JP Non-Profit Praises the Governor for His New Budget Proposals.
BOSTON, January 23, 2014 –Governor Deval Patrick drew praise from elder advocates when he released his FY15 budget on January 22nd, lifting the enhanced home care and home care line items by an additional $16.48 million—an increase of 11%. This represents the largest investment the Patrick Administration has made in the Home Care Program that serves the elderly and disabled.
“The Governor saved his best home care budget for last,” said Dale Mitchell, executive director of Ethos, the Jamaica Plain non-profit that serves southwest Boston.
The Administration projects that this funding will ensure that there are no waiting lists in the enhanced home care and home care programs in FY 15. In the Enhanced Community Options Program (ECOP) 9110-1500, the funding increase will allow more than 5,000 elders to remain living at home. According to the Executive Office of Elder Affairs (EOEA), the average ECOP client remains living at home one year and nine months longer than they would have without this program.
In the basic home care program, 9110-1630, the Governor’s investment will allow care managers to authorize a higher level of services per month to the 31,000 elders enrolled in the program each month. Because the monthly service package average has not changed since 2009, the home care package has lost purchasing power. Before yesterday’s budget numbers, the basic home care services line item in 2014 had fallen -8% below 2008 levels.

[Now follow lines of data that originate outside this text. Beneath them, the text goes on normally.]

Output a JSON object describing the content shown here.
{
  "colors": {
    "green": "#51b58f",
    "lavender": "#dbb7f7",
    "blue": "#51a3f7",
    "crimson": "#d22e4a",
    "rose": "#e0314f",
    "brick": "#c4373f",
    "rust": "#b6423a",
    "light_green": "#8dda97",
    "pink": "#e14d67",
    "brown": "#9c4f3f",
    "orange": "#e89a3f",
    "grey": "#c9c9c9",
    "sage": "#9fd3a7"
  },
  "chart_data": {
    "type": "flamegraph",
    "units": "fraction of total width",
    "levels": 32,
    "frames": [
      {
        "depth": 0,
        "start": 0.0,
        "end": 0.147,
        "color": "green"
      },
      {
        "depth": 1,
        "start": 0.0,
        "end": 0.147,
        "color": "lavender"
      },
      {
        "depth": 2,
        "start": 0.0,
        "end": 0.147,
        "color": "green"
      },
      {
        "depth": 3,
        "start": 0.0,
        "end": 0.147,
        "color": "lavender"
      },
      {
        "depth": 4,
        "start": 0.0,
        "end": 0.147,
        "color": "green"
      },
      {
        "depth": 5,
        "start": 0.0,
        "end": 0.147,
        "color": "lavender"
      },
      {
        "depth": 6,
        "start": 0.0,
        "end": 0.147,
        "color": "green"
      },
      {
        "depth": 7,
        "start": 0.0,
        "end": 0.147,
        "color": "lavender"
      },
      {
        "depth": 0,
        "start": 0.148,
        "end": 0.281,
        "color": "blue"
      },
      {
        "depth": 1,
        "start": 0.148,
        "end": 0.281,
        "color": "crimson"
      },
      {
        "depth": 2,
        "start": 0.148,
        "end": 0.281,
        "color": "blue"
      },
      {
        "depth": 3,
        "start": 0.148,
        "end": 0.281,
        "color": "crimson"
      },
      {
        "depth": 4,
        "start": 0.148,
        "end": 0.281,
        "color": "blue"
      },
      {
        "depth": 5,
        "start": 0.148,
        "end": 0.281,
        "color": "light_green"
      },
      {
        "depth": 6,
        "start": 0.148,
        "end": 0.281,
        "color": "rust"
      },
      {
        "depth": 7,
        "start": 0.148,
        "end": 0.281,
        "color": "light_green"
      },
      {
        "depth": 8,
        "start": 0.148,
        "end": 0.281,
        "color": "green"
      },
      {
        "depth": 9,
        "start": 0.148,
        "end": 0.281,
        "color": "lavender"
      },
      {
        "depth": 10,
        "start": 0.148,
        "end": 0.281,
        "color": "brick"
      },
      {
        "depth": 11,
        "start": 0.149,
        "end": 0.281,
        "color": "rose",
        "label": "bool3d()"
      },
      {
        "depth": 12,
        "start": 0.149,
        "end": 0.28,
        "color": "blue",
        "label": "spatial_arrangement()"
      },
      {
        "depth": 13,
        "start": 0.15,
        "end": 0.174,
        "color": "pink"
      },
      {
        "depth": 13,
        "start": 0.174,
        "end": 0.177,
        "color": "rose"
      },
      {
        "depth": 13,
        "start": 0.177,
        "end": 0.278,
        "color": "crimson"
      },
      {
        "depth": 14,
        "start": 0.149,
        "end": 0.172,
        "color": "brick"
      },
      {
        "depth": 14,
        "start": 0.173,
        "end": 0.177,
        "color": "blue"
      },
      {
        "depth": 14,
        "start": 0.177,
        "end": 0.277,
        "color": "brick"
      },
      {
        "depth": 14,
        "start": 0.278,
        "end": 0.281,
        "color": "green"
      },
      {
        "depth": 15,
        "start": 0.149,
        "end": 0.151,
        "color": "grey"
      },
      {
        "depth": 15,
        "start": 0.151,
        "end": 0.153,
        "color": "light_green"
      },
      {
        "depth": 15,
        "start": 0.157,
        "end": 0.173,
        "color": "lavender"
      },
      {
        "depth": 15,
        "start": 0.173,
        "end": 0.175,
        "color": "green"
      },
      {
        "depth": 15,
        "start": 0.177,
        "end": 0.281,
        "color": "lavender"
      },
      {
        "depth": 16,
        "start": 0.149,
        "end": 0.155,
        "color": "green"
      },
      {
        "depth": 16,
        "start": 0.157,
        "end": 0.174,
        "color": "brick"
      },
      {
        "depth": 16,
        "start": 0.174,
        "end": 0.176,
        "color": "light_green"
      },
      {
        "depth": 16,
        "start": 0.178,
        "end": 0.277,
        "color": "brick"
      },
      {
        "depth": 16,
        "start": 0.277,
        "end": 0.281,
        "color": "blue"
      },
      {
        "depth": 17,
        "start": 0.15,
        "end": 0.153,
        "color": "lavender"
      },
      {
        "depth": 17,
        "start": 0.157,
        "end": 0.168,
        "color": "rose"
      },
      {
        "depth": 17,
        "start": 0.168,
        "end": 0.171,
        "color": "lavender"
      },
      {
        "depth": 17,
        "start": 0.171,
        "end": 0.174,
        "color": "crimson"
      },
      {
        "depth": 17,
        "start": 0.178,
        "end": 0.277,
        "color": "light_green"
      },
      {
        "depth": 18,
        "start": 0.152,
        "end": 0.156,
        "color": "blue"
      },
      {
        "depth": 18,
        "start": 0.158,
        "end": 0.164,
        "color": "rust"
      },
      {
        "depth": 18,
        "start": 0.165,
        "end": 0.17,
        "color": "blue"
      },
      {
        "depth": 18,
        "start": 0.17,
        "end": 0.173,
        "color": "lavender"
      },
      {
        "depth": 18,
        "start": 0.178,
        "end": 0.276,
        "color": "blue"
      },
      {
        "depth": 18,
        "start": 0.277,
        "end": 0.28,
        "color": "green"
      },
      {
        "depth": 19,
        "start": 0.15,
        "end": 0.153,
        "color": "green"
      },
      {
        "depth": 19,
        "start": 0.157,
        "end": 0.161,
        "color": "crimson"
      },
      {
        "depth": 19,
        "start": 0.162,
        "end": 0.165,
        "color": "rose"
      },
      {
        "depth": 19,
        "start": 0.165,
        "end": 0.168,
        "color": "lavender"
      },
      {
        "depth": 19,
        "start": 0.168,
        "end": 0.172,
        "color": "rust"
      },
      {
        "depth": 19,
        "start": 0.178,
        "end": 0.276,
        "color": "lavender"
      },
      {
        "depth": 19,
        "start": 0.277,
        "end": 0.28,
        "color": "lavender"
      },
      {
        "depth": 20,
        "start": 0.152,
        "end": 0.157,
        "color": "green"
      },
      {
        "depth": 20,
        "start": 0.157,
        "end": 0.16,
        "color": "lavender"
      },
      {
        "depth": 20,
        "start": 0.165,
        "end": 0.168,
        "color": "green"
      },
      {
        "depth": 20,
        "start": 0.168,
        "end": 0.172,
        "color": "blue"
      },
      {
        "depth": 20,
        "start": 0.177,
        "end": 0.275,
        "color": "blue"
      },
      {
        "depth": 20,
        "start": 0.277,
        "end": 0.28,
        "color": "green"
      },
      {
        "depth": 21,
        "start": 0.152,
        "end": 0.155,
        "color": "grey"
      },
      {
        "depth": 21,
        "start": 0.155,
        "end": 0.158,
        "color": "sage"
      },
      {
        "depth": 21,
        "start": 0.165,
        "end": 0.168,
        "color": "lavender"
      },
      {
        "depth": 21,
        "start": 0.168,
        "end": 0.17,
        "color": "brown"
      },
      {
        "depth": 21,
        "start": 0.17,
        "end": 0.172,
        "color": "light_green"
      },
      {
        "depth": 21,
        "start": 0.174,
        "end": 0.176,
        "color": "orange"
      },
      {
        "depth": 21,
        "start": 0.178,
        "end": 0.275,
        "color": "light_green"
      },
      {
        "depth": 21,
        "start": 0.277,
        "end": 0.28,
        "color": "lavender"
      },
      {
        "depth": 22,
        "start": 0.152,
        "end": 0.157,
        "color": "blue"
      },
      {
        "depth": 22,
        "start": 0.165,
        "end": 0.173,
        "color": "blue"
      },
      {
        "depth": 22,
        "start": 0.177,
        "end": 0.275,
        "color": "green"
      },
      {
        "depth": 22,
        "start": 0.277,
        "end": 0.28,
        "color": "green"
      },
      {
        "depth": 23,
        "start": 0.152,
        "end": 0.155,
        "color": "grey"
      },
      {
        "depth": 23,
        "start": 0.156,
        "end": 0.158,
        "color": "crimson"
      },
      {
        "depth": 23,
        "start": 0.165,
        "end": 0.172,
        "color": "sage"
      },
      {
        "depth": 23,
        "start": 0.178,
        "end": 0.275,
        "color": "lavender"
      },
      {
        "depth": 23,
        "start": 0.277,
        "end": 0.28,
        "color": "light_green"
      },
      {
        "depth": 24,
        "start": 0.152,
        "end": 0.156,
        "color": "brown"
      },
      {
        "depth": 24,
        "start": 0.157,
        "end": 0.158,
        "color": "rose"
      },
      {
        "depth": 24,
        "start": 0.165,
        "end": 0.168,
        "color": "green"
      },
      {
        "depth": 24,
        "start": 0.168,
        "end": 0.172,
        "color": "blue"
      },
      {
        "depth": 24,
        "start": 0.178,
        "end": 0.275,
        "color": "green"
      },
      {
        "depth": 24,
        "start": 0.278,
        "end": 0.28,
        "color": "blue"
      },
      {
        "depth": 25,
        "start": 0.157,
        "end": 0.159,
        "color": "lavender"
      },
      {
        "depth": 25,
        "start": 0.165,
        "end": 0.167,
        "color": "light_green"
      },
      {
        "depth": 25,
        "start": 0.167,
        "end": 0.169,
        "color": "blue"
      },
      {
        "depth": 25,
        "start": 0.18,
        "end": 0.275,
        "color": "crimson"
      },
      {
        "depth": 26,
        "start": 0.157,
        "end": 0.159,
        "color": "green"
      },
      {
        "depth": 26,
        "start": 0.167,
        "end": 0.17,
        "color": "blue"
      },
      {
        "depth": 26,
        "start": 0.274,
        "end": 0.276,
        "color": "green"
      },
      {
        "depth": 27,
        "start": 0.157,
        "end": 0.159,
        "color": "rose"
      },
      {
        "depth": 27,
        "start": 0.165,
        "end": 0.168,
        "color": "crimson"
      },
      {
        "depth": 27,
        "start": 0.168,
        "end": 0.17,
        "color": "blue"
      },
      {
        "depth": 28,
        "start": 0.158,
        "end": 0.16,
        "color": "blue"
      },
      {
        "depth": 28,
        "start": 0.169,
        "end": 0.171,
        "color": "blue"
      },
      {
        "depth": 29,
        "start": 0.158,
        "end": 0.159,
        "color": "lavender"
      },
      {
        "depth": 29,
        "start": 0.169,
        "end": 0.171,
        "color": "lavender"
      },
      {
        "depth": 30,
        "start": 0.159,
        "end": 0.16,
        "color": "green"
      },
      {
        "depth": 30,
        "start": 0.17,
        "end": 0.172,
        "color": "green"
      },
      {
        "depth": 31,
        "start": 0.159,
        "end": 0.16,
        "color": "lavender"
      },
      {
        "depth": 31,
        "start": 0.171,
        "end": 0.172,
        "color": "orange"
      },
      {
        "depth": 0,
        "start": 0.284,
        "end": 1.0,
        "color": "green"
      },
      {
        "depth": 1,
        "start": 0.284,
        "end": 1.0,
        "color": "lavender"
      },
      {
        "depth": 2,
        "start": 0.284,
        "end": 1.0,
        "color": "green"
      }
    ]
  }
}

The Governor also created a new one-time line item with $1.2 million for workforce training. These funds are for the “core training competencies and certification programs for care managers, as well as personal care/home care aides, and for protective services investigators.”
“The home care program is supporting a much more complex and acute consumer population,” Mitchell said. “This fund will help ensure that elders get the best support available to remain living in their homes.”
The Governor’s budget also adds 10 new supportive housing sites to the existing 31 sites now operating across the state. This program allows approximately 1,500 seniors in public housing to receive home care services more efficiently in their building.
Three items on advocates’ lists were not directly addressed in House 2, and are expected to be on the short list of items to seek from the General Court, while maintaining the Governor’s funding improvements:
• A $6.1 million homemaker salary reserve.
• A $3.34 million increase in the care management/operations budget for the ASAPs.
• A $214,000 increase in funding for programs that support Naturally Occurring Retirement Communities (NORCs) such as Ethos’ AgeWell West Roxbury Program.
The Governor’s proposal to infuse new funding into home care comes on the heels of a recent demographic study from the University of Massachusetts’ Donahue Institute which concludes that the population aged 65 and over in Massachusetts will increase by over half a million (548,699), expanding from 14% of the state’s total population in 2010 to 21% by 2030.
In response to the Governor’s budget for FY 15, Dale Mitchell said, “Given the demographic pressures we are already facing in the Commonwealth, the Governor’s investment is certainly timely. And it’s a smart investment on the Governor’s part: because keeping elders at home and out of nursing facilities saves money immediately.”
Mitchell said that elders and individuals with disabilities have the civil right to avoid unjustifiable segregation in nursing facilities. “This is an important legacy the Governor leaves for elders. We desperately need a public policy emphasis on community-based care.”
A coalition of elder advocates, including Mass Home Care, the Mass Senior Action Council, the Mass. Association of Older Americans, Mass Councils on Aging, and the Jewish Community Relations Council of Boston wrote to the Administration earlier in January, urging a boost in funding for elder home care, which had fallen to below 2008 levels.
“I feel that the Governor heard our message,” Mitchell concluded, “and his decision will keep a lot of seniors living at home–where they want to be.”